A (nontrivial) nonlinear Poisson equation

Question

Let $U \subset \mathbb R^3$ be bounded, with smooth boundary. Does the equation $$ -\Delta f = e^{-f} \text{ in } U, \quad f = 0 \text{ on } \partial U$$ has a solution? Is there a name for this equation? Any idea or hint or reference is highly appreciated.

Answer 1

I don't have a definitive answer, but this makes it a little more tractable. The differential operator is uniquely invertible and has a Green's function $G(x,y)$ that is positive. This allows us to reformulate our equation as $$f(x) = \int_U G(x,y)e^{-f(y)}dy = \Phi(f).$$ If you can show that the integral operator on the RHS is a contraction, then the solution exists and is unique by the fixed point theorem.

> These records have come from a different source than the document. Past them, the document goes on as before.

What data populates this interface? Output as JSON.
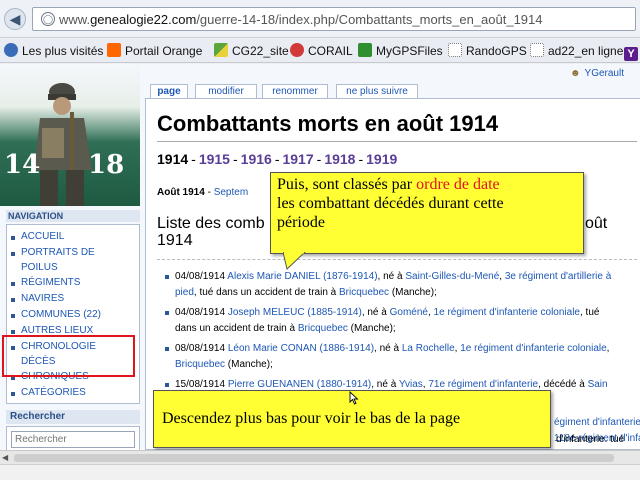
{
  "browser": {
    "url_prefix": "www.",
    "url_domain": "genealogie22.com",
    "url_path": "/guerre-14-18/index.php/Combattants_morts_en_août_1914"
  },
  "bookmarks": [
    {
      "label": "Les plus visités",
      "icon": "gear-icon",
      "color": "#3b6cb7"
    },
    {
      "label": "Portail Orange",
      "icon": "orange-logo-icon",
      "color": "#ff6600"
    },
    {
      "label": "CG22_site",
      "icon": "cg22-icon",
      "color": "#5aa63c"
    },
    {
      "label": "CORAIL",
      "icon": "corail-icon",
      "color": "#d23a3a"
    },
    {
      "label": "MyGPSFiles",
      "icon": "mygps-icon",
      "color": "#2f8f2f"
    },
    {
      "label": "RandoGPS",
      "icon": "page-icon",
      "color": "#ffffff"
    },
    {
      "label": "ad22_en ligne",
      "icon": "page-icon",
      "color": "#ffffff"
    },
    {
      "label": "Y",
      "icon": "yahoo-icon",
      "color": "#5b1f8c"
    }
  ],
  "logo": {
    "left_number": "14",
    "right_number": "18"
  },
  "user": {
    "name": "YGerault"
  },
  "tabs": [
    {
      "label": "page"
    },
    {
      "label": "modifier"
    },
    {
      "label": "renommer"
    },
    {
      "label": "ne plus suivre"
    }
  ],
  "sidebar": {
    "heading": "Navigation",
    "items": [
      {
        "label": "Accueil"
      },
      {
        "label": "Portraits de"
      },
      {
        "label": "poilus"
      },
      {
        "label": "Régiments"
      },
      {
        "label": "Navires"
      },
      {
        "label": "Communes (22)"
      },
      {
        "label": "Autres lieux"
      },
      {
        "label": "Chronologie"
      },
      {
        "label": "décès"
      },
      {
        "label": "Chroniques"
      },
      {
        "label": "Catégories"
      }
    ],
    "search_heading": "Rechercher",
    "search_placeholder": "Rechercher"
  },
  "content": {
    "title": "Combattants morts en août 1914",
    "years": [
      "1914",
      "1915",
      "1916",
      "1917",
      "1918",
      "1919"
    ],
    "years_separator": "-",
    "month_current": "Août 1914",
    "month_separator": " - ",
    "month_next": "Septem",
    "section_heading_line1": "Liste des comb",
    "section_heading_line1_end": "oût",
    "section_heading_line2": "1914",
    "entries": [
      {
        "date": "04/08/1914",
        "name": "Alexis Marie DANIEL (1876-1914)",
        "born": ", né à ",
        "place": "Saint-Gilles-du-Mené",
        "regiment": "3e régiment d'artillerie à",
        "regiment_cont": "pied",
        "detail": ", tué dans un accident de train à ",
        "detail_place": "Bricquebec",
        "detail_end": " (Manche);"
      },
      {
        "date": "04/08/1914",
        "name": "Joseph MELEUC (1885-1914)",
        "born": ", né à ",
        "place": "Goméné",
        "regiment": "1e régiment d'infanterie coloniale",
        "regiment_cont": "",
        "detail": ", tué",
        "detail_place": "",
        "detail_end": "",
        "line2": "dans un accident de train à ",
        "line2_place": "Bricquebec",
        "line2_end": " (Manche);"
      },
      {
        "date": "08/08/1914",
        "name": "Léon Marie CONAN (1886-1914)",
        "born": ", né à ",
        "place": "La Rochelle",
        "regiment": "1e régiment d'infanterie coloniale",
        "regiment_cont": "",
        "detail": ",",
        "detail_place": "",
        "detail_end": "",
        "line2": "",
        "line2_place": "Bricquebec",
        "line2_end": " (Manche);"
      },
      {
        "date": "15/08/1914",
        "name": "Pierre GUENANEN (1880-1914)",
        "born": ", né à ",
        "place": "Yvias",
        "regiment": "71e régiment d'infanterie",
        "regiment_cont": "",
        "detail": ", décédé à ",
        "detail_place": "Sain",
        "detail_end": ""
      }
    ],
    "hidden_fragments": [
      {
        "text": "égiment d'infanterie,"
      },
      {
        "text": "118e régiment d'infanterie"
      },
      {
        "text": "d'infanterie. tué"
      }
    ]
  },
  "callouts": {
    "top_line1_start": "Puis, sont classés par ",
    "top_line1_red": "ordre de date",
    "top_line2": "les combattant décédés durant cette",
    "top_line3": "période",
    "bottom": "Descendez plus bas pour voir le bas de la page"
  },
  "colors": {
    "link": "#1d57b5",
    "visited_year": "#5a3e95",
    "callout_bg": "#ffff33",
    "callout_red": "#e0141b",
    "highlight_box": "#e0151b"
  }
}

Let us use the $\infty$-norm for this analysis. Then we have $$\|\Phi(f)-\Phi(g)\| \leq \int_U\|G(\cdot,y)\|\|e^{-f(y)}-e^{-g(y)}\|dy.$$ Now notice that any solution of this integral equation must be positive, so the exponentials are both bounded above by 1. Now we have $$\|\Phi(f)-\Phi(g)\| \leq \int_U\|G(\cdot,y)\|dy.$$

If this value can be bounded above by 1, then there is a unique solution. However, this depends (only) on the domain. This value can also be bounded (in a different norm, so you must be more careful), by the reciprocal of the smallest eigenvalue of the Laplace operator on this domain, which (I believe) is generally inversely proportionally to the volume of the region $U$. Therefore, we expect this problem to have a unique solution on small domains rather than large domains.

Answer 2

I want to provide an addendum to whpowell96's excellent answer. We know that the Green's function of the Laplacian operator in $\mathbb{R}^3$ is $$G(x)=-\frac{1}{4\pi}\frac{1}{|x|}$$ which means our solution is $$f(x)=(G\ast e^{-f})(x) = \int_U G(x-y)e^{f(y)}\,dy = \int_U -\frac{1}{4\pi}\frac{e^{f(y)}}{|x-y|}\,dy.$$ Call the integral operator above $\Phi(f)$, so we're looking for the solution to $\Phi(f)=f$. To use the contraction principle, we need $\Phi$ to be a function on a closed subset of some complete normed vector space. Well, the space of continuous functions on $U$, denoted $C^0(\overline{U})$, is a complete normed vector space under the supremum norm, $$\|u(x)\| = \sup_{x\in U}|u(x)|$$ so we might as well assume $f$ is continuous. To show that $\Phi$ is a contraction, we need to show that $$\|\Phi(u)-\Phi(v)\| < \|u-v\|$$ for any $u,v \in C^0(\overline{U})$. Provided all this is true, there must be a unique solution. The theorem that shows this also gives a method for approximating the solution. Simply pick any function $u\in C^0(\overline{U})$ and it turns out that $$\lim_{n\rightarrow \infty} \Phi^n(u) = f$$ meaning that if you start with any function in that space, the repeated action of the integral operator on it will converge to the solution.

EDIT: I realized I did not account for the boundary conditions. This only modifies the Green's function, but the principle is the same.